Je suis pris d’une grande émotion lorsque j’entre dans la belle cabine en bois. Je suis ému par la somme des efforts et des volontés mises en œuvre pour qu’advienne ce projet fou. Vraiment touché par ma responsabilité, comme à chaque fois que je vais voter.
Je vois mon reflet flotter en face de moi dans un paysage gris, encadré par le reflet des néons. Il n’y aura pas de lever de soleil flamboyant. C’est comme ça. Mon regard devra se nourrir des détails et des subtilités. Cette clarté qui avance depuis la gauche. La disposition des chaises autour de la table dans la cour en contrebas, et la chaise à l’écart des autres. La fumée domestique à droite.
Le regard s’aiguise et sans que je m’en aperçoive, le ciel prend cinquante nuances, et se teinte discrètement d’orange, de violet, de bleu.
J’ai envie d’y voir une métaphore : veiller sur le monde, prendre de la hauteur.
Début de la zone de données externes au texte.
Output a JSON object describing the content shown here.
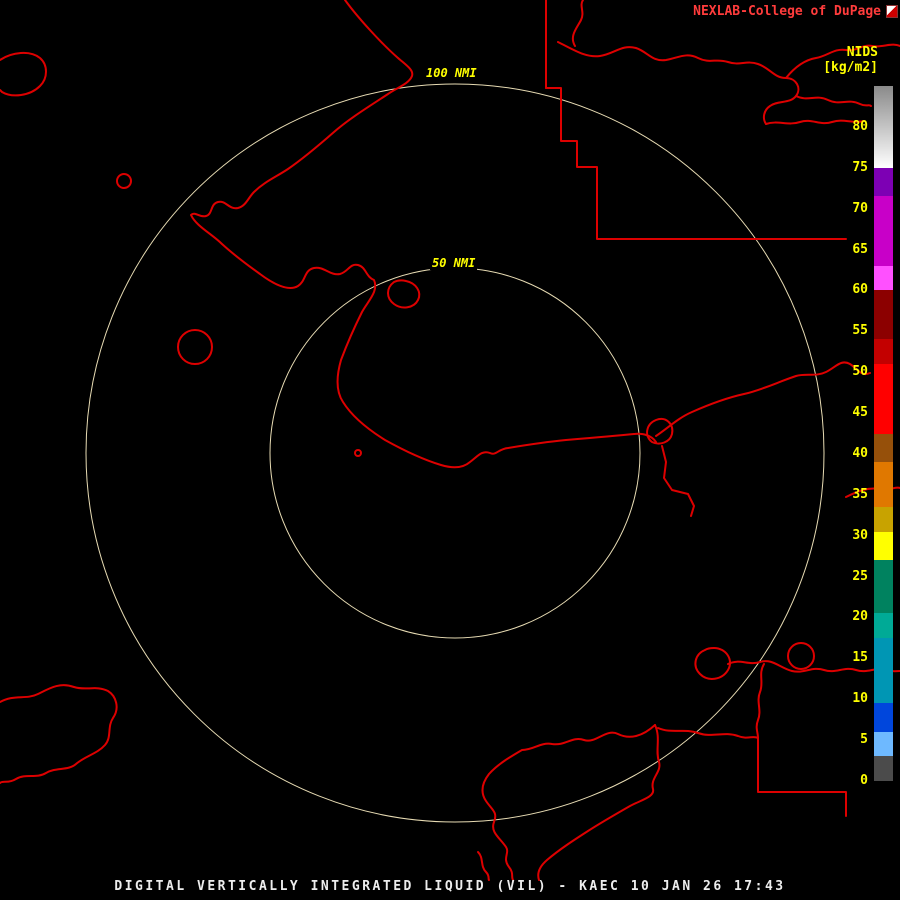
{
  "header": {
    "brand": "NEXLAB-College of DuPage"
  },
  "colorbar": {
    "title": "NIDS",
    "units": "[kg/m2]",
    "max": 85,
    "min": 0,
    "tick_values": [
      80,
      75,
      70,
      65,
      60,
      55,
      50,
      45,
      40,
      35,
      30,
      25,
      20,
      15,
      10,
      5,
      0
    ],
    "segments": [
      {
        "from": 85,
        "to": 75,
        "color": "#ffffff",
        "gradient_from": "#8a8a8a"
      },
      {
        "from": 75,
        "to": 71.5,
        "color": "#7d00b4"
      },
      {
        "from": 71.5,
        "to": 63,
        "color": "#c800c8"
      },
      {
        "from": 63,
        "to": 60,
        "color": "#ff50ff"
      },
      {
        "from": 60,
        "to": 54,
        "color": "#8c0000"
      },
      {
        "from": 54,
        "to": 51,
        "color": "#c30000"
      },
      {
        "from": 51,
        "to": 42.5,
        "color": "#ff0000"
      },
      {
        "from": 42.5,
        "to": 39,
        "color": "#96500a"
      },
      {
        "from": 39,
        "to": 33.5,
        "color": "#e07800"
      },
      {
        "from": 33.5,
        "to": 30.5,
        "color": "#c8a300"
      },
      {
        "from": 30.5,
        "to": 27,
        "color": "#ffff00"
      },
      {
        "from": 27,
        "to": 20.5,
        "color": "#00825f"
      },
      {
        "from": 20.5,
        "to": 17.5,
        "color": "#00aa96"
      },
      {
        "from": 17.5,
        "to": 9.5,
        "color": "#0096b4"
      },
      {
        "from": 9.5,
        "to": 6,
        "color": "#0046dc"
      },
      {
        "from": 6,
        "to": 3,
        "color": "#6eb9ff"
      },
      {
        "from": 3,
        "to": 0,
        "color": "#4b4b4b"
      }
    ]
  },
  "map": {
    "ring_labels": {
      "outer": "100 NMI",
      "inner": "50 NMI"
    },
    "ring_color": "#e8dcb4",
    "outline_color": "#dd0000",
    "label_color": "#ffff00"
  },
  "footer": {
    "caption": "DIGITAL VERTICALLY INTEGRATED LIQUID (VIL) - KAEC 10 JAN 26 17:43"
  }
}
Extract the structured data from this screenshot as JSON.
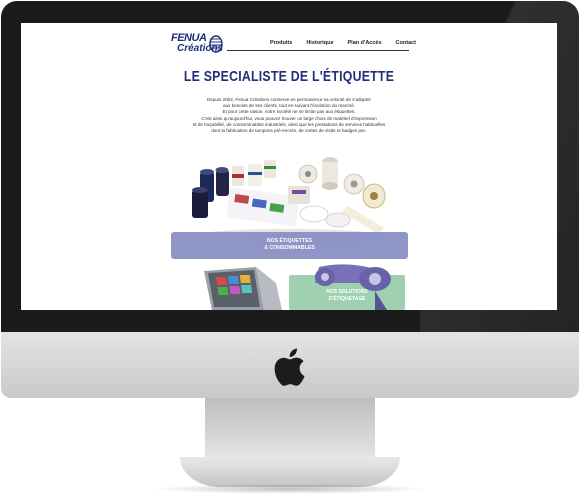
{
  "site": {
    "logo_top": "FENUA",
    "logo_bottom": "Créations"
  },
  "nav": {
    "items": [
      "Produits",
      "Historique",
      "Plan d'Accès",
      "Contact"
    ]
  },
  "headline": "LE SPECIALISTE DE L'ÉTIQUETTE",
  "intro": {
    "lines": [
      "Depuis 2002, Fenua Créations conserve en permanence sa volonté de s'adapter",
      "aux besoins de ses clients, tout en suivant l'évolution du marché.",
      "Et pour cette raison, notre société ne se limite pas aux étiquettes.",
      "C'est ainsi qu'aujourd'hui, vous pouvez trouver un large choix de matériel d'impression",
      "et de traçabilité, de consommables industriels, ainsi que les prestations de services habituelles",
      "dont la fabrication de tampons pré-encrés, de cartes de visite et badges pvc."
    ]
  },
  "banners": {
    "labels_line1": "NOS ÉTIQUETTES",
    "labels_line2": "& CONSOMMABLES",
    "solutions_line1": "NOS SOLUTIONS",
    "solutions_line2": "D'ÉTIQUETAGE"
  },
  "colors": {
    "brand_blue": "#1f2f7a",
    "banner_purple": "#8a90c4",
    "solutions_green": "#9fd0b0",
    "bezel": "#1b1b1b"
  },
  "icons": {
    "apple": "apple-logo-icon"
  }
}
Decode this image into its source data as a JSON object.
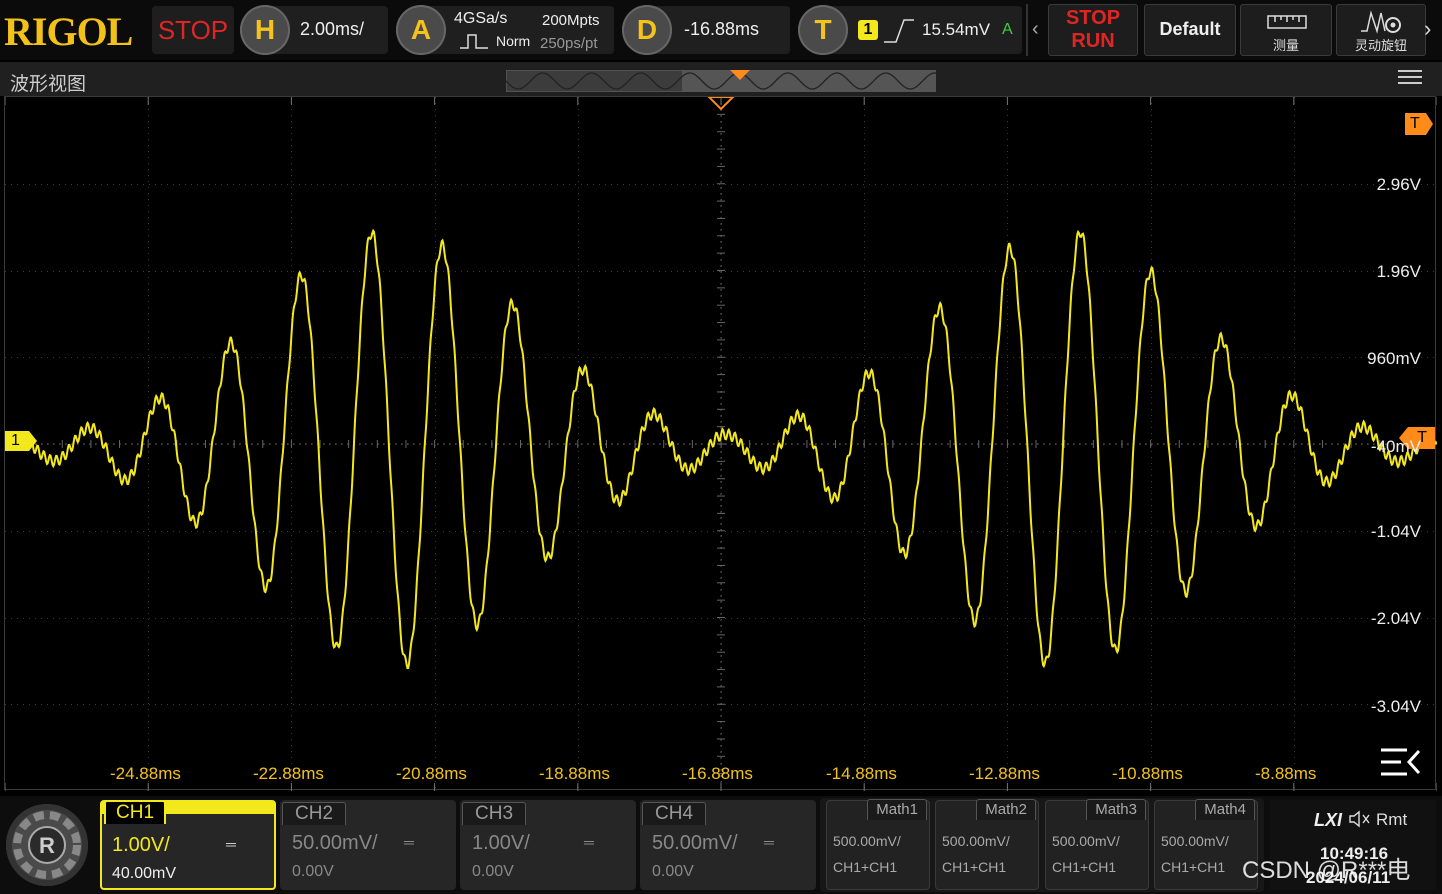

Mais je ne vois rien que des vies endormies, des guerres économiques, idéologiques, sociales, des atrocités en cours. La ville est paisible tandis que les fonds de pension détruisent la planète et les humains avec.
Et surtout, qu’il est difficile de rester debout malgré le mal au dos et l’ennui ! Mon cerveau est avide de divertissements, le vide devant moi, c’était bien à contempler 5 minutes.
Un bruit dans le bâtiment, différent de la chaufferie et des pigeons… On frappe à la porte. Tiens, c’est déjà fini.